New questions abound: Which Trump staffers had access to these materials when they were still at the White House? How were they packed up? How were they transferred from the White House to the Northern Virginia office? Who had access to them during the transfer? Once they arrived at the Northern Virginia office, who then had access to them? What kind of security was in place at the office?
Then wash, rinse, and repeat the same questions regarding the transfer of the materials from Northern Virginia to the West Palm Beach storage unit.
December 8, 2022
The Washington Post and other outlets report that federal prosecutors have asked Judge Howell to hold Trump in contempt of court for failing to comply with the May subpoena. The request concerns, at least in part, the Trump legal team’s refusal to designate a custodian of records to certify that all classified materials have been returned to the government.
Trump’s legal team has refused to sign such an assurance, taking the position that such a request—commonplace in federal subpoena enforcement actions—is “unreasonable.”
In what might be the mother of all understatements, people familiar with the matter reportedly say that some of Trump’s lawyers are, in the Post’s paraphrase, “wary of making any claim under oath based on Trump’s word alone.”
You think?
Is there at this point really any room for doubt that there are solid legal grounds to indict Donald Trump with respect to the stolen documents? The government’s May search warrant cited three criminal statutes:
18 U.S.C. 793(e) makes it a crime punishable by a fine and/or imprisonment of up to ten years to have unauthorized possession of any document relating to the national defense or to willfully retain such a document and fail to deliver it to the officer of the United States who is entitled to receive it.

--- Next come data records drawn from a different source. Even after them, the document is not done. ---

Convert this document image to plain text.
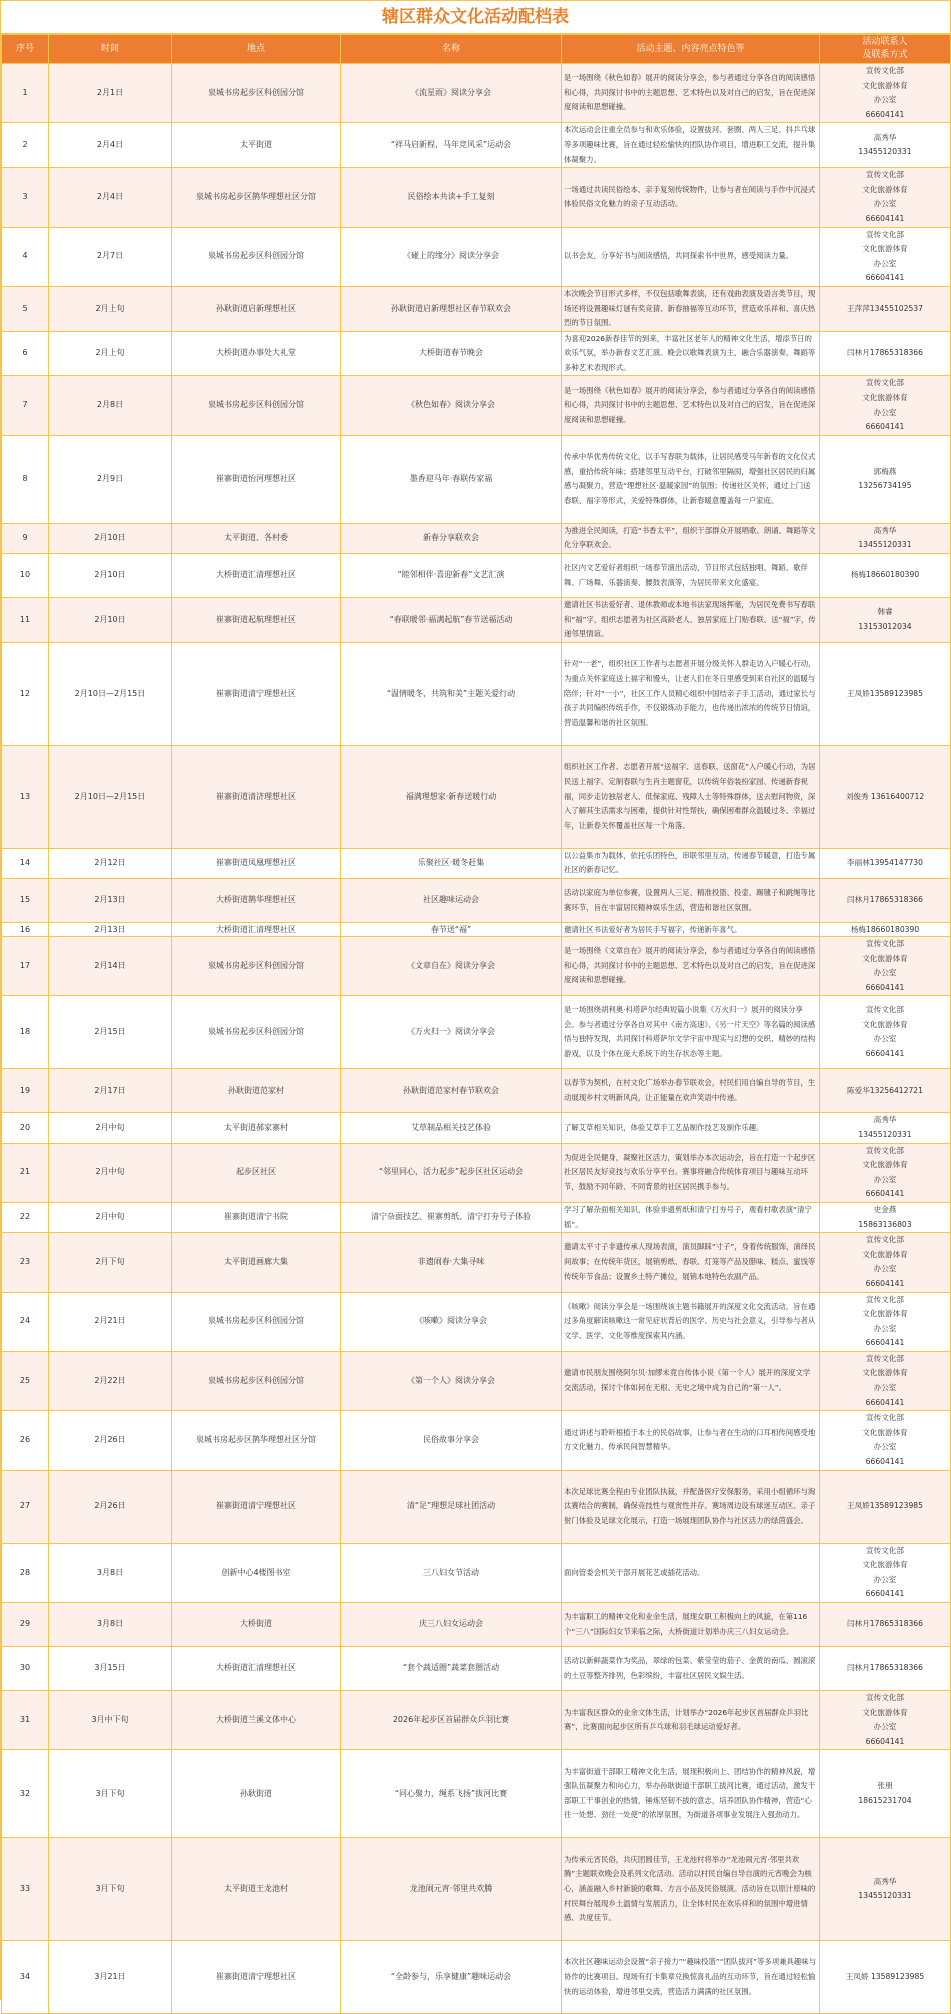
辖区群众文化活动配档表
序号	时间	地点	名称	活动主题、内容亮点特色等	活动联系人
及联系方式
1	2月1日	泉城书房起步区科创园分馆	《流星雨》阅读分享会	是一场围绕《秋色如春》展开的阅读分享会，参与者通过分享各自的阅读感悟和心得，共同探讨书中的主题思想、艺术特色以及对自己的启发，旨在促进深度阅读和思想碰撞。	宣传文化部
文化旅游体育
办公室
66604141
2	2月4日	太平街道	“祥马启新程，马年竞风采”运动会	本次运动会注重全员参与和欢乐体验，设置拔河、套圈、两人三足、抖乒乓球等多项趣味比赛，旨在通过轻松愉快的团队协作项目，增进职工交流，提升集体凝聚力。	高秀华
13455120331
3	2月4日	泉城书房起步区鹊华理想社区分馆	民俗绘本共读+手工复刻	一场通过共读民俗绘本、亲手复刻传统物件，让参与者在阅读与手作中沉浸式体验民俗文化魅力的亲子互动活动。	宣传文化部
文化旅游体育
办公室
66604141
4	2月7日	泉城书房起步区科创园分馆	《碰上的缘分》阅读分享会	以书会友，分享好书与阅读感悟，共同探索书中世界，感受阅读力量。	宣传文化部
文化旅游体育
办公室
66604141
5	2月上旬	孙耿街道启新理想社区	孙耿街道启新理想社区春节联欢会	本次晚会节目形式多样，不仅包括歌舞表演，还有戏曲表演及语言类节目，现场还将设置趣味灯谜有奖竞猜、新春抽福等互动环节，营造欢乐祥和、喜庆热烈的节日氛围。	王萍萍13455102537
6	2月上旬	大桥街道办事处大礼堂	大桥街道春节晚会	为喜迎2026新春佳节的到来，丰富社区老年人的精神文化生活，增添节日的欢乐气氛，举办新春文艺汇演。晚会以歌舞表演为主，融合乐器演奏、舞蹈等多种艺术表现形式。	闫林月17865318366
7	2月8日	泉城书房起步区科创园分馆	《秋色如春》阅读分享会	是一场围绕《秋色如春》展开的阅读分享会，参与者通过分享各自的阅读感悟和心得，共同探讨书中的主题思想、艺术特色以及对自己的启发，旨在促进深度阅读和思想碰撞。	宣传文化部
文化旅游体育
办公室
66604141
8	2月9日	崔寨街道怡河理想社区	墨香迎马年·春联传家福	传承中华优秀传统文化，以手写春联为载体，让居民感受马年新春的文化仪式感，重拾传统年味；搭建邻里互动平台，打破邻里隔阂，增强社区居民的归属感与凝聚力，营造“理想社区·温暖家园”的氛围；传递社区关怀，通过上门送春联、福字等形式，关爱特殊群体，让新春暖意覆盖每一户家庭。	郭梅燕
13256734195
9	2月10日	太平街道、各村委	新春分享联欢会	为推进全民阅读，打造“书香太平”，组织干部群众开展唱歌、朗诵、舞蹈等文化分享联欢会。	高秀华
13455120331
10	2月10日	大桥街道汇清理想社区	“睦邻相伴·喜迎新春”文艺汇演	社区内文艺爱好者组织一场春节演出活动，节目形式包括独唱、舞蹈、歌伴舞、广场舞、乐器演奏、腰鼓表演等，为居民带来文化盛宴。	杨梅18660180390
11	2月10日	崔寨街道起航理想社区	“春联暖邻·福满起航”春节送福活动	邀请社区书法爱好者、退休教师或本地书法家现场挥毫，为居民免费书写春联和“福”字，组织志愿者为社区高龄老人、独居家庭上门贴春联、送“福”字，传递邻里情谊。	韩睿
13153012034
12	2月10日—2月15日	崔寨街道清宁理想社区	“温情暖冬，共筑和美”主题关爱行动	针对“一老”，组织社区工作者与志愿者开展分级关怀人群走访入户暖心行动，为重点关怀家庭送上福字和馒头，让老人们在冬日里感受到来自社区的温暖与陪伴；针对“一小”，社区工作人员精心组织中国结亲子手工活动，通过家长与孩子共同编织传统手作，不仅锻炼动手能力，也传递出浓浓的传统节日情谊，营造温馨和谐的社区氛围。	王凤娇13589123985
13	2月10日—2月15日	崔寨街道清济理想社区	福满理想家·新春送暖行动	组织社区工作者、志愿者开展“送福字、送春联、送窗花”入户暖心行动，为居民送上福字、定制春联与生肖主题窗花，以传统年俗装扮家园、传递新春祝福，同步走访独居老人、低保家庭、残障人士等特殊群体，送去慰问物资，深入了解其生活需求与困难，提供针对性帮扶，确保困难群众温暖过冬、幸福过年，让新春关怀覆盖社区每一个角落。	刘俊秀 13616400712
14	2月12日	崔寨街道凤凰理想社区	乐聚社区·暖冬赶集	以公益集市为载体，依托乐团特色，串联邻里互动，传递春节暖意，打造专属社区的新春记忆。	李丽林13954147730
15	2月13日	大桥街道鹊华理想社区	社区趣味运动会	活动以家庭为单位参赛，设置两人三足、精准投篮、投壶、踢毽子和跳绳等比赛环节，旨在丰富居民精神娱乐生活，营造和谐社区氛围。	闫林月17865318366
16	2月13日	大桥街道汇清理想社区	春节送“福”	邀请社区书法爱好者为居民手写福字，传递新年喜气。	杨梅18660180390
17	2月14日	泉城书房起步区科创园分馆	《文章自在》阅读分享会	是一场围绕《文章自在》展开的阅读分享会，参与者通过分享各自的阅读感悟和心得，共同探讨书中的主题思想、艺术特色以及对自己的启发，旨在促进深度阅读和思想碰撞。	宣传文化部
文化旅游体育
办公室
66604141
18	2月15日	泉城书房起步区科创园分馆	《万火归一》阅读分享会	是一场围绕胡利奥·科塔萨尔经典短篇小说集《万火归一》展开的阅读分享会。参与者通过分享各自对其中《南方高速》、《另一片天空》等名篇的阅读感悟与独特发现，共同探讨科塔萨尔文学宇宙中现实与幻想的交织、精妙的结构游戏，以及个体在庞大系统下的生存状态等主题。	宣传文化部
文化旅游体育
办公室
66604141
19	2月17日	孙耿街道范家村	孙耿街道范家村春节联欢会	以春节为契机，在村文化广场举办春节联欢会，村民们用自编自导的节目，生动展现乡村文明新风尚，让正能量在欢声笑语中传递。	陈爱华13256412721
20	2月中旬	太平街道郝家寨村	艾草制品相关技艺体验	了解艾草相关知识，体验艾草手工艺品制作技艺及制作乐趣。	高秀华
13455120331
21	2月中旬	起步区社区	“邻里同心，活力起步”起步区社区运动会	为促进全民健身，凝聚社区活力，策划举办本次运动会，旨在打造一个起步区社区居民友好竞技与欢乐分享平台。赛事将融合传统体育项目与趣味互动环节，鼓励不同年龄、不同背景的社区居民携手参与。	宣传文化部
文化旅游体育
办公室
66604141
22	2月中旬	崔寨街道清宁书院	清宁杂面技艺、崔寨剪纸、清宁打夯号子体验	学习了解杂面相关知识，体验非遗剪纸和清宁打夯号子，观看村歌表演“清宁摇”。	史金燕
15863136803
23	2月下旬	太平街道画廊大集	非遗闹春·大集寻味	邀请太平寸子非遗传承人现场表演，演员脚踩“寸子”，身着传统服饰，演绎民间故事；在传统年货区，展销剪纸、春联、灯笼等产品及腊味、糕点、蜜饯等传统年节食品；设置乡土特产摊位，展销本地特色农副产品。	宣传文化部
文化旅游体育
办公室
66604141
24	2月21日	泉城书房起步区科创园分馆	《咳嗽》阅读分享会	《咳嗽》阅读分享会是一场围绕该主题书籍展开的深度文化交流活动，旨在通过多角度解读咳嗽这一常见症状背后的医学、历史与社会意义，引导参与者从文学、医学、文化等维度探索其内涵。	宣传文化部
文化旅游体育
办公室
66604141
25	2月22日	泉城书房起步区科创园分馆	《第一个人》阅读分享会	邀请市民朋友围绕阿尔贝·加缪未竟自传体小说《第一个人》展开的深度文学交流活动，探讨个体如何在无根、无史之境中成为自己的“第一人”。	宣传文化部
文化旅游体育
办公室
66604141
26	2月26日	泉城书房起步区鹊华理想社区分馆	民俗故事分享会	通过讲述与聆听根植于本土的民俗故事，让参与者在生动的口耳相传间感受地方文化魅力、传承民间智慧精华。	宣传文化部
文化旅游体育
办公室
66604141
27	2月26日	崔寨街道清宁理想社区	清“足”理想足球社团活动	本次足球比赛全程由专业团队执裁，并配备医疗安保服务，采用小组循环与淘汰赛结合的赛制，确保竞技性与观赏性并存。赛场周边设有球迷互动区、亲子射门体验及足球文化展示，打造一场展现团队协作与社区活力的绿茵盛会。	王凤娇13589123985
28	3月8日	创新中心4楼图书室	三八妇女节活动	面向管委会机关干部开展花艺或插花活动。	宣传文化部
文化旅游体育
办公室
66604141
29	3月8日	大桥街道	庆三八妇女运动会	为丰富职工的精神文化和业余生活，展现女职工积极向上的风貌，在第116个“三八”国际妇女节来临之际，大桥街道计划举办庆三八妇女运动会。	闫林月17865318366
30	3月15日	大桥街道汇清理想社区	“套个蔬适圈”蔬菜套圈活动	活动以新鲜蔬菜作为奖品，翠绿的包菜、紫莹莹的茄子、金黄的南瓜、圆滚滚的土豆等整齐排列，色彩缤纷，丰富社区居民文娱生活。	闫林月17865318366
31	3月中下旬	大桥街道兰溪文体中心	2026年起步区首届群众乒羽比赛	为丰富我区群众的业余文体生活，计划举办“2026年起步区首届群众乒羽比赛”，比赛面向起步区所有乒乓球和羽毛球运动爱好者。	宣传文化部
文化旅游体育
办公室
66604141
32	3月下旬	孙耿街道	“同心聚力，绳系飞扬”拔河比赛	为丰富街道干部职工精神文化生活，展现积极向上、团结协作的精神风貌，增强队伍凝聚力和向心力，举办孙耿街道干部职工拔河比赛，通过活动，激发干部职工干事创业的热情，锤炼坚韧不拔的意志，培养团队协作精神，营造“心往一处想、劲往一处使”的浓厚氛围，为街道各项事业发展注入强劲动力。	张朋
18615231704
33	3月下旬	太平街道王龙池村	龙池闹元宵·邻里共欢腾	为传承元宵民俗，共庆团圆佳节，王龙池村将举办“龙池闹元宵·邻里共欢腾”主题联欢晚会及系列文化活动。活动以村民自编自导自演的元宵晚会为核心，涵盖融入乡村新貌的歌舞、方言小品及民俗展演。活动旨在以原汁原味的村民舞台展现乡土温情与发展活力，让全体村民在欢乐祥和的氛围中增进情感、共度佳节。	高秀华
13455120331
34	3月21日	崔寨街道清宁理想社区	“全龄参与，乐享健康”趣味运动会	本次社区趣味运动会设置“亲子接力”“趣味投篮”“团队拔河”等多项兼具趣味与协作的比赛项目。现场有打卡集章兑换惊喜礼品的互动环节，旨在通过轻松愉快的运动体验，增进邻里交流，营造活力满满的社区氛围。	王凤娇 13589123985
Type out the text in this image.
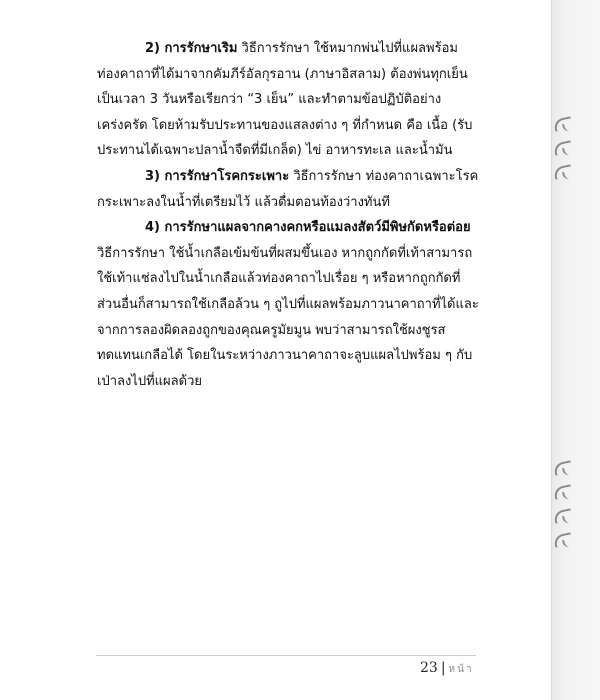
2) การรักษาเริม วิธีการรักษา ใช้หมากพ่นไปที่แผลพร้อมท่องคาถาที่ได้มาจากคัมภีร์อัลกุรอาน (ภาษาอิสลาม) ต้องพ่นทุกเย็นเป็นเวลา 3 วันหรือเรียกว่า “3 เย็น” และทำตามข้อปฏิบัติอย่างเคร่งครัด โดยห้ามรับประทานของแสลงต่าง ๆ ที่กำหนด คือ เนื้อ (รับประทานได้เฉพาะปลาน้ำจืดที่มีเกล็ด) ไข่ อาหารทะเล และน้ำมัน

3) การรักษาโรคกระเพาะ วิธีการรักษา ท่องคาถาเฉพาะโรคกระเพาะลงในน้ำที่เตรียมไว้ แล้วดื่มตอนท้องว่างทันที

4) การรักษาแผลจากคางคกหรือแมลงสัตว์มีพิษกัดหรือต่อย

วิธีการรักษา ใช้น้ำเกลือเข้มข้นที่ผสมขึ้นเอง หากถูกกัดที่เท้าสามารถใช้เท้าแช่ลงไปในน้ำเกลือแล้วท่องคาถาไปเรื่อย ๆ หรือหากถูกกัดที่ส่วนอื่นก็สามารถใช้เกลือล้วน ๆ ถูไปที่แผลพร้อมภาวนาคาถาที่ได้และจากการลองผิดลองถูกของคุณครูมัยมูน พบว่าสามารถใช้ผงชูรสทดแทนเกลือได้ โดยในระหว่างภาวนาคาถาจะลูบแผลไปพร้อม ๆ กับเป่าลงไปที่แผลด้วย

23 | หน้า
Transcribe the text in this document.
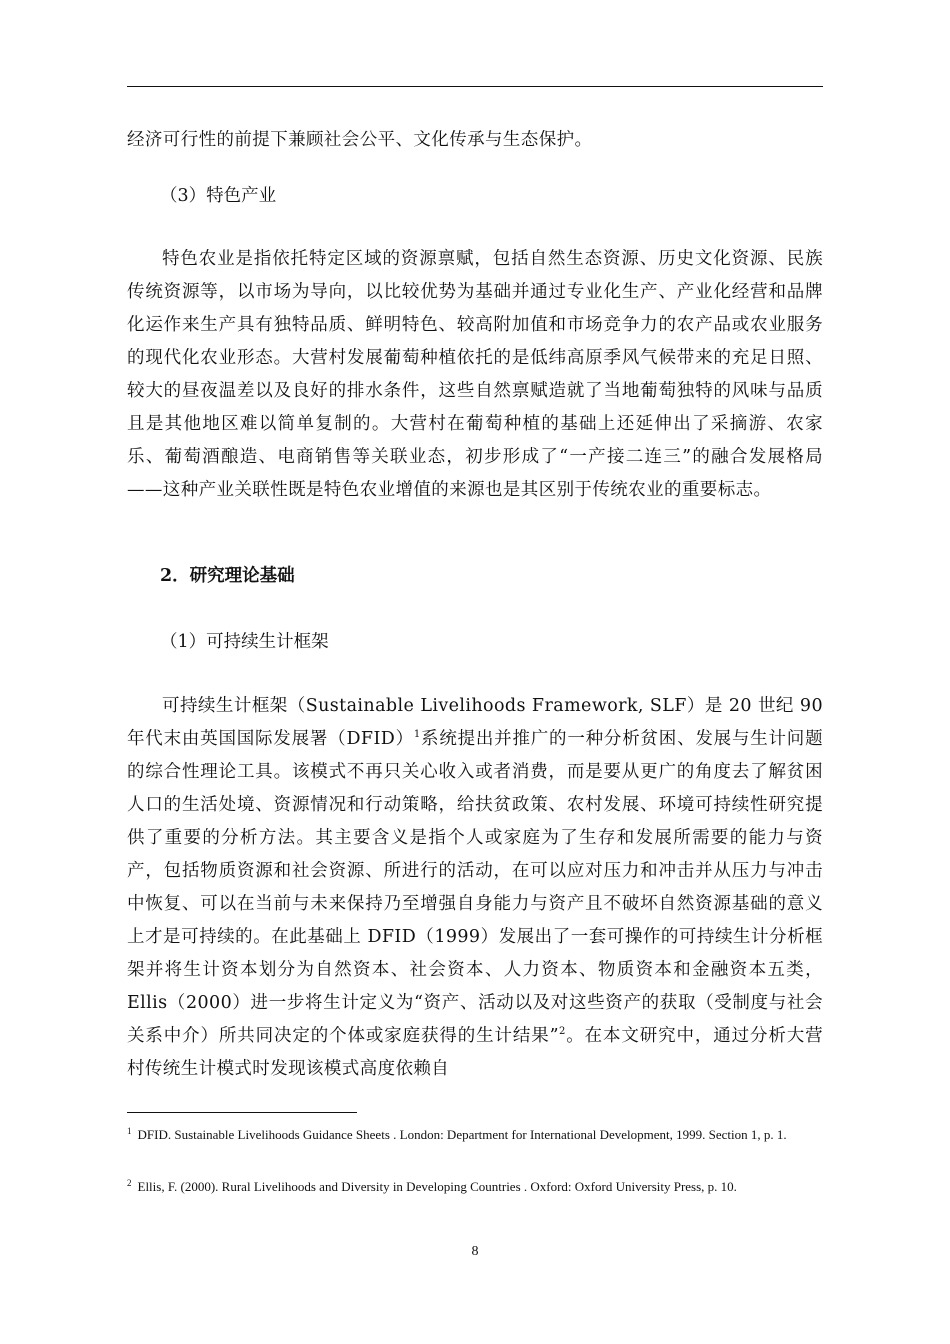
经济可行性的前提下兼顾社会公平、文化传承与生态保护。

（3）特色产业

特色农业是指依托特定区域的资源禀赋，包括自然生态资源、历史文化资源、民族传统资源等，以市场为导向，以比较优势为基础并通过专业化生产、产业化经营和品牌化运作来生产具有独特品质、鲜明特色、较高附加值和市场竞争力的农产品或农业服务的现代化农业形态。大营村发展葡萄种植依托的是低纬高原季风气候带来的充足日照、较大的昼夜温差以及良好的排水条件，这些自然禀赋造就了当地葡萄独特的风味与品质且是其他地区难以简单复制的。大营村在葡萄种植的基础上还延伸出了采摘游、农家乐、葡萄酒酿造、电商销售等关联业态，初步形成了“一产接二连三”的融合发展格局——这种产业关联性既是特色农业增值的来源也是其区别于传统农业的重要标志。

2．研究理论基础

（1）可持续生计框架

可持续生计框架（Sustainable Livelihoods Framework, SLF）是 20 世纪 90 年代末由英国国际发展署（DFID）$^1$系统提出并推广的一种分析贫困、发展与生计问题的综合性理论工具。该模式不再只关心收入或者消费，而是要从更广的角度去了解贫困人口的生活处境、资源情况和行动策略，给扶贫政策、农村发展、环境可持续性研究提供了重要的分析方法。其主要含义是指个人或家庭为了生存和发展所需要的能力与资产，包括物质资源和社会资源、所进行的活动，在可以应对压力和冲击并从压力与冲击中恢复、可以在当前与未来保持乃至增强自身能力与资产且不破坏自然资源基础的意义上才是可持续的。在此基础上 DFID（1999）发展出了一套可操作的可持续生计分析框架并将生计资本划分为自然资本、社会资本、人力资本、物质资本和金融资本五类，Ellis（2000）进一步将生计定义为“资产、活动以及对这些资产的获取（受制度与社会关系中介）所共同决定的个体或家庭获得的生计结果”$^2$。在本文研究中，通过分析大营村传统生计模式时发现该模式高度依赖自

$^1$ DFID. Sustainable Livelihoods Guidance Sheets . London: Department for International Development, 1999. Section 1, p. 1.

$^2$ Ellis, F. (2000). Rural Livelihoods and Diversity in Developing Countries . Oxford: Oxford University Press, p. 10.

8
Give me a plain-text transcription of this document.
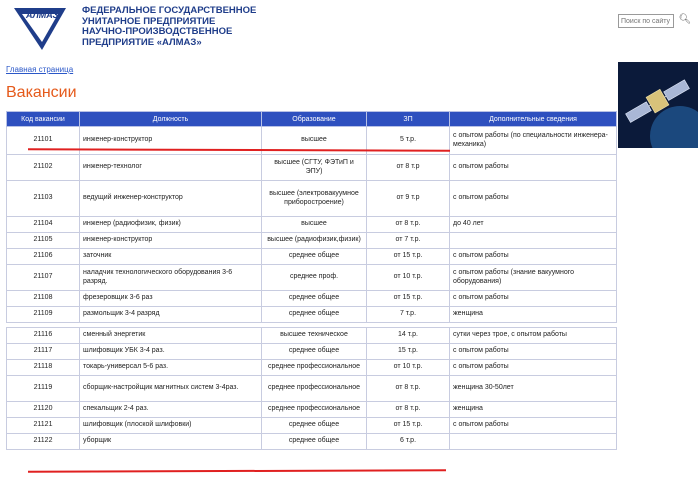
АЛМАЗ	ФЕДЕРАЛЬНОЕ ГОСУДАРСТВЕННОЕ
УНИТАРНОЕ ПРЕДПРИЯТИЕ
НАУЧНО-ПРОИЗВОДСТВЕННОЕ
ПРЕДПРИЯТИЕ «АЛМАЗ»
Поиск по сайту
🔍︎
Главная страница
Вакансии
Код вакансии	Должность	Образование	ЗП	Дополнительные сведения
21101	инженер-конструктор	высшее	5 т.р.	с опытом работы (по специальности инженера-механика)
21102	инженер-технолог	высшее (СГТУ, ФЭТиП и ЭПУ)	от 8 т.р	с опытом работы
21103	ведущий инженер-конструктор	высшее (электровакуумное приборостроение)	от 9 т.р	с опытом работы
21104	инженер (радиофизик, физик)	высшее	от 8 т.р.	до 40 лет
21105	инженер-конструктор	высшее (радиофизик,физик)	от 7 т.р.	
21106	заточник	среднее общее	от 15 т.р.	с опытом работы
21107	наладчик технологического оборудования 3-6 разряд.	среднее проф.	от 10 т.р.	с опытом работы (знание вакуумного оборудования)
21108	фрезеровщик 3-6 раз	среднее общее	от 15 т.р.	с опытом работы
21109	размольщик 3-4 разряд	среднее общее	7 т.р.	женщина

21116	сменный энергетик	высшее техническое	14 т.р.	сутки через трое, с опытом работы
21117	шлифовщик УБК 3-4 раз.	среднее общее	15 т.р.	с опытом работы
21118	токарь-универсал 5-6 раз.	среднее профессиональное	от 10 т.р.	с опытом работы
21119	сборщик-настройщик магнитных систем 3-4раз.	среднее профессиональное	от 8 т.р.	женщина 30-50лет
21120	спекальщик 2-4 раз.	среднее профессиональное	от 8 т.р.	женщина
21121	шлифовщик (плоской шлифовки)	среднее общее	от 15 т.р.	с опытом работы
21122	уборщик	среднее общее	6 т.р.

18 U.S.C. 1519 subjects any person who knowingly conceals a document with the intent to impede, obstruct, or influence an investigation to a fine and/or imprisonment of up to twenty years.
18 U.S.C. 2071 provides that any person who willfully and unlawfully conceals any document deposited in any public office shall be fined and/or imprisoned for up to three years. It also provides that any person who commits those acts shall “be disqualified from holding any office under the United States.”
Trump’s conduct appears to check every one of those boxes.
And those are not the only criminal charges available to Special Counsel Jack Smith. Harvard’s Laurence Tribe, writing with Dennis Aftergut in The Bulwark, survey other charges, including analysis of where they might be brought.
The good news is that Smith seems to be fully on top of the case. His seeking to hold Trump in contempt is a good sign, and his reported issuance of subpoenas to local officials in other Trump-related investigations sends a strong signal that he’s deadly serious and not wasting any time.
And late Thursday evening, the United States Court of Appeals for the Eleventh Circuit removed the only remaining obstacle to the special counsel’s investigation of the stolen documents. The court brought an end to the special master’s review, ordered by a Trump-friendly district court judge, of the documents seized at Mar-a-Lago. Smith is now free to use everything seized at Trump’s resort, classified or not, in his criminal investigation.
So, at long last, it is time to indict Donald Trump.
If it were you, you’d already be in jail.